Con i soldi messi assieme grazie alle loro imprese calcistiche, i due proseguirono fino a Bogotà, arrivando proprio nel giorno in cui al Campín si teneva un’amichevole di lusso: il Millonarios, famosissima squadra locale detentrice del titolo nazionale, ospitava il Real Madrid. Al di là dei valori tecnici in campo, la partita era innanzitutto un’occasione diplomatica per ribadire la vicinanza tra i due rispettivi governi di estrema destra, quello di Roberto Urdaneta (appena succeduto per motivi di salute al filonazista Laureano Gómez) da una parte e quello di Francisco Franco (a cui il presidente del Real Madrid Santiago Bernabeu era molto legato) dall’altra. Gli eventi di Leticia avevano risvegliato in Ernesto e Alberto la passione per il calcio, e i due provarono così ad entrare allo stadio anche senza i biglietti, e senza la minima intenzione di pagarne un paio. Quanto segue, è in bilico tra la realtà e la leggenda: pare che a un certo punto, sentendoli discutere con i poliziotti all’ingresso e avvertendo il loro marcato accento argentino, un loro connazionale si avvicinò alla guardia e ordinò di lasciarli passare.

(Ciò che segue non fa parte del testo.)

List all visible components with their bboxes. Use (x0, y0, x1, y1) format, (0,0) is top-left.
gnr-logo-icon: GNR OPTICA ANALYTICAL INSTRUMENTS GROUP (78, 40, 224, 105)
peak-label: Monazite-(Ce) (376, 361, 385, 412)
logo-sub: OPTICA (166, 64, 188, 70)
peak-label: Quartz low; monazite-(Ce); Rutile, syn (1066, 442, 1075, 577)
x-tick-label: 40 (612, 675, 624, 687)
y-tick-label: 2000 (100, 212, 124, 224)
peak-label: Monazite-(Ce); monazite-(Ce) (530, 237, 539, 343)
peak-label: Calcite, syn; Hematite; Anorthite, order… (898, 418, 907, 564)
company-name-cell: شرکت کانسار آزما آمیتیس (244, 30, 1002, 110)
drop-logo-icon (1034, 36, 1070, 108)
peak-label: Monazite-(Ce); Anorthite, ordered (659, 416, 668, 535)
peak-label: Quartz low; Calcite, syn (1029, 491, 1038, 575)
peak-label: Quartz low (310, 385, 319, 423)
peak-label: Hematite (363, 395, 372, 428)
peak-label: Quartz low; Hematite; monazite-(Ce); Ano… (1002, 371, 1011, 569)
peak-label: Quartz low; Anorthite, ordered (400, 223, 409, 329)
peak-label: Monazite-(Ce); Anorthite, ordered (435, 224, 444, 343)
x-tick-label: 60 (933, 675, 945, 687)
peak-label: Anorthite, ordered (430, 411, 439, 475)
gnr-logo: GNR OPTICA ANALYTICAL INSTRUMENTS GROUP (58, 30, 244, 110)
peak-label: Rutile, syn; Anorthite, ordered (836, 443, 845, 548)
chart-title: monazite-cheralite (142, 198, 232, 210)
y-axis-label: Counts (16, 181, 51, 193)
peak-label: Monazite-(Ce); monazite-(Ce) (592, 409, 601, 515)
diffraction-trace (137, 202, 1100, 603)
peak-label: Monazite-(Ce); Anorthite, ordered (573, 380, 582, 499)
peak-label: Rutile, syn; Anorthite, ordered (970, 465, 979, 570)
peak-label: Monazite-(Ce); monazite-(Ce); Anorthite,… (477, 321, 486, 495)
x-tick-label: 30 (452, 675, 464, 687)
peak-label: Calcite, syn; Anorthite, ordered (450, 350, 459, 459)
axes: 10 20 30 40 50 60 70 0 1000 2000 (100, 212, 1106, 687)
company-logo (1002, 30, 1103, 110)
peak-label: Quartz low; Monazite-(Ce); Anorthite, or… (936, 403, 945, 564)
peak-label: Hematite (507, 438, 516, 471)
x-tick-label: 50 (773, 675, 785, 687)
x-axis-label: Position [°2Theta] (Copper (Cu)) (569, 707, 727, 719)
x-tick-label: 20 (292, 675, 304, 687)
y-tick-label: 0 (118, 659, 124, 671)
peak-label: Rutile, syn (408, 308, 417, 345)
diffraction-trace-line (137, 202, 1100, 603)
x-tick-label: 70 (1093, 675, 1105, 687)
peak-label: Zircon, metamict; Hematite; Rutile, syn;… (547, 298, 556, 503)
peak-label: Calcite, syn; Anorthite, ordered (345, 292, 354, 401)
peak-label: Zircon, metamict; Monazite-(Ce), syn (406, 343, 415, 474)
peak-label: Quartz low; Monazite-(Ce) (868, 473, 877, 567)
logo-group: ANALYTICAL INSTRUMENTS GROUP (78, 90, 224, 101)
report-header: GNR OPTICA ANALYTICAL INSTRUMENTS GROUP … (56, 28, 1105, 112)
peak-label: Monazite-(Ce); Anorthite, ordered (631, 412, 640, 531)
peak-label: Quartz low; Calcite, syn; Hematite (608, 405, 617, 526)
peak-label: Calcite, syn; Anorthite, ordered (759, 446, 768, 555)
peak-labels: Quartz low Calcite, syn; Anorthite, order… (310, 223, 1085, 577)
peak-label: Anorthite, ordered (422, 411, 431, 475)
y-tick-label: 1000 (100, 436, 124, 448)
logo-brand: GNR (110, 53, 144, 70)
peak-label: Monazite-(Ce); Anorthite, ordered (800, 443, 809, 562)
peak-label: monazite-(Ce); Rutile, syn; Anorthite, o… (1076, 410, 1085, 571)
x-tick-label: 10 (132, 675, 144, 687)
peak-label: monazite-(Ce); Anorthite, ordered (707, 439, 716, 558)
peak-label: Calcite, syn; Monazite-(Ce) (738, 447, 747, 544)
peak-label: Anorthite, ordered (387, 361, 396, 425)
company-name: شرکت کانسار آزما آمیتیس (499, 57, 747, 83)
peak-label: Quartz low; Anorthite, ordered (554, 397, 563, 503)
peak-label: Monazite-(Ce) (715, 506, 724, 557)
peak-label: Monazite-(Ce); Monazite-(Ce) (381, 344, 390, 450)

Era un ragazzo giovane, biondo e dal fisico atletico. I due argentini lo rividero in campo poco dopo, con la maglia blu del Millonarios: il pubblico lo chiamava la Saeta Rubia, il suo nome era Alfredo Di Stéfano.

Verità o fantasia? Ian Hawkey, biografo di Di Stéfano, sostiene che l’incontro avvenne davvero, anche se in maniera meno rocambolesca: in un modo o nell’altro, Ernesto e Alberto riuscirono a conoscere il calciatore a pranzo, gli raccontarono del loro viaggio e lui offrì loro i biglietti per il match del giorno seguente. Che probabilmente non fu contro il Real Madrid, nonostante quanto scritto dallo stesso Ernesto: i due argentini si trovarono a Bogotà tra il 2 e il 10 luglio, mentre il torneo che vide il Millonarios affrontare il club spagnolo iniziò solo il 12. Ma i rapporti tra le due società erano molto noti: si erano già affrontati a marzo in Spagna, con una netta vittoria dei colombiani, e ci sarebbero state altre partite in seguito. Soprattutto, un anno dopo l’incontro con quei due suoi bizzarri connazionali, Di Stéfano avrebbe firmato proprio con il Real Madrid, diventando uno dei più noti e vincenti calciatori del mondo.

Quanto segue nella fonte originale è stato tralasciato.